Last year's conference brought together a range of folks from radical social centers, infoshops, libraries, student resource centers, co-ops and artist-run spaces to talk about common struggles and share skills.

“Originally, the idea was that the summit would be co-hosted by a few spaces from different cities and after the first year the summit would move to a different city as the host place. That is still the ultimate goal!” said Summit organizer Carla Bergman.

Included in last year's Summit was a panel discussion by VMC, with folks from Redwire native youth magazine, the Anti-Poverty Committee and the 12th and Clark infoshop on the impact of losing radical social space.

“I think it's important to name physical spaces as a spot for where a lot of these oppressions and power structures are organized around,” said attendee Andrea Marcos, who is headed to the Summit again this year. “It's necessary to be critical about what folks are doing with land, social spaces, with the commons: how it fits into forces and structures we're are actively against, and how it fits into and supports the visioning and enacting of lives and relationships we are wanting, proposing, and doing!”
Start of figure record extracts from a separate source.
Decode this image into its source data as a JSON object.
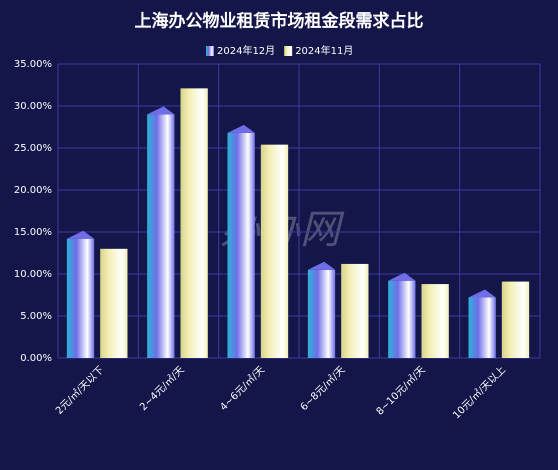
{
  "chart_data": {
    "type": "bar",
    "title": "上海办公物业租赁市场租金段需求占比",
    "watermark": "办办网",
    "categories": [
      "2元/㎡/天以下",
      "2~4元/㎡/天",
      "4~6元/㎡/天",
      "6~8元/㎡/天",
      "8~10元/㎡/天",
      "10元/㎡/天以上"
    ],
    "series": [
      {
        "name": "2024年12月",
        "color": "#6f6ee8",
        "values": [
          14.2,
          29.0,
          26.8,
          10.5,
          9.2,
          7.2
        ]
      },
      {
        "name": "2024年11月",
        "color": "#f2efb4",
        "values": [
          13.0,
          32.1,
          25.4,
          11.2,
          8.8,
          9.1
        ]
      }
    ],
    "ylim": [
      0,
      35
    ],
    "yticks": [
      {
        "value": 0,
        "label": "0.00%"
      },
      {
        "value": 5,
        "label": "5.00%"
      },
      {
        "value": 10,
        "label": "10.00%"
      },
      {
        "value": 15,
        "label": "15.00%"
      },
      {
        "value": 20,
        "label": "20.00%"
      },
      {
        "value": 25,
        "label": "25.00%"
      },
      {
        "value": 30,
        "label": "30.00%"
      },
      {
        "value": 35,
        "label": "35.00%"
      }
    ],
    "grid": true,
    "legend": "top"
  }
}
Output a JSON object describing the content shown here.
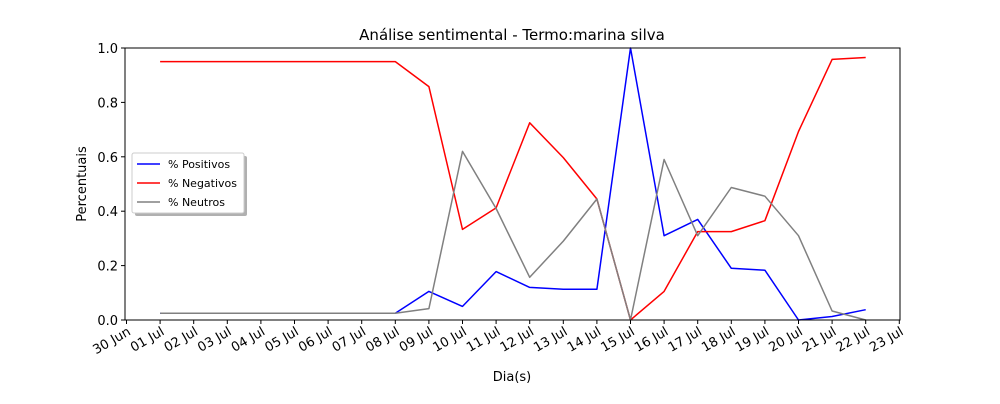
{
  "chart_data": {
    "type": "line",
    "title": "Análise sentimental - Termo:marina silva",
    "xlabel": "Dia(s)",
    "ylabel": "Percentuais",
    "ylim": [
      0,
      1.0
    ],
    "xlim": [
      "30 Jun",
      "23 Jul"
    ],
    "x_tick_labels": [
      "30 Jun",
      "01 Jul",
      "02 Jul",
      "03 Jul",
      "04 Jul",
      "05 Jul",
      "06 Jul",
      "07 Jul",
      "08 Jul",
      "09 Jul",
      "10 Jul",
      "11 Jul",
      "12 Jul",
      "13 Jul",
      "14 Jul",
      "15 Jul",
      "16 Jul",
      "17 Jul",
      "18 Jul",
      "19 Jul",
      "20 Jul",
      "21 Jul",
      "22 Jul",
      "23 Jul"
    ],
    "y_tick_labels": [
      "0.0",
      "0.2",
      "0.4",
      "0.6",
      "0.8",
      "1.0"
    ],
    "y_ticks": [
      0,
      0.2,
      0.4,
      0.6,
      0.8,
      1.0
    ],
    "x": [
      "01 Jul",
      "02 Jul",
      "03 Jul",
      "04 Jul",
      "05 Jul",
      "06 Jul",
      "07 Jul",
      "08 Jul",
      "09 Jul",
      "10 Jul",
      "11 Jul",
      "12 Jul",
      "13 Jul",
      "14 Jul",
      "15 Jul",
      "16 Jul",
      "17 Jul",
      "18 Jul",
      "19 Jul",
      "20 Jul",
      "21 Jul",
      "22 Jul"
    ],
    "grid": false,
    "legend_position": "center-left",
    "series": [
      {
        "name": "% Positivos",
        "color": "#0000ff",
        "values": [
          0.025,
          0.025,
          0.025,
          0.025,
          0.025,
          0.025,
          0.025,
          0.025,
          0.105,
          0.05,
          0.178,
          0.12,
          0.113,
          0.113,
          1.0,
          0.31,
          0.37,
          0.19,
          0.183,
          0.0,
          0.013,
          0.038
        ]
      },
      {
        "name": "% Negativos",
        "color": "#ff0000",
        "values": [
          0.95,
          0.95,
          0.95,
          0.95,
          0.95,
          0.95,
          0.95,
          0.95,
          0.858,
          0.333,
          0.412,
          0.725,
          0.597,
          0.445,
          0.0,
          0.105,
          0.325,
          0.325,
          0.365,
          0.693,
          0.958,
          0.965
        ]
      },
      {
        "name": "% Neutros",
        "color": "#808080",
        "values": [
          0.025,
          0.025,
          0.025,
          0.025,
          0.025,
          0.025,
          0.025,
          0.025,
          0.042,
          0.62,
          0.41,
          0.157,
          0.29,
          0.445,
          0.0,
          0.59,
          0.31,
          0.487,
          0.455,
          0.31,
          0.033,
          0.0
        ]
      }
    ]
  }
}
Held in a number of spaces around the city, the Summit is bringing together groups such as the Purple Thistle youth centre, the Emma Goldman Finishing School, Spartacus Books, QTPOC Seattle, Camas Books, Gallery Gachet, Tomcat Bikes, APIRG, Community Yoga Vancouver, Vancouver Collective Houses and University of Victoria Women's Centre.

“The Summit put my feelings into words: we are on stolen native land, and I am personally benefitting from this still, and I don't want to anymore, nor do i want to contribute to it,” said youth Summit organizer Kelsey Corbett. “The Social Spaces Summit not only put these feelings I've had for a long time into words, but the shared experiences of like-minded folks open to the discomfort of changing these systems of oppression inspired courage, provided tools, and community support which made this change feel possible.”

With 'decolonization and space' as one of the three central themes of the upcoming Summit, there is plenty of room for this sort of reflection and organizing.

“One of the problems we face in radical left movements is that settlers, and especially white middle class people, are soooo frickin' mobile,” said long-term Seattle collective house organizer and social justice educator Tamara Myers, who is heading to the Summit for a second time, and who is looking to challenge key ideas around social spaces. “Having stable spaces seems like one way to keep people more rooted in place. And yet, consolidating more land in the hands of white or monied people doesn't seem satisfactory either. So what to do? This is the kind of stuff I want to grapple with and feel like I can at the Summit.”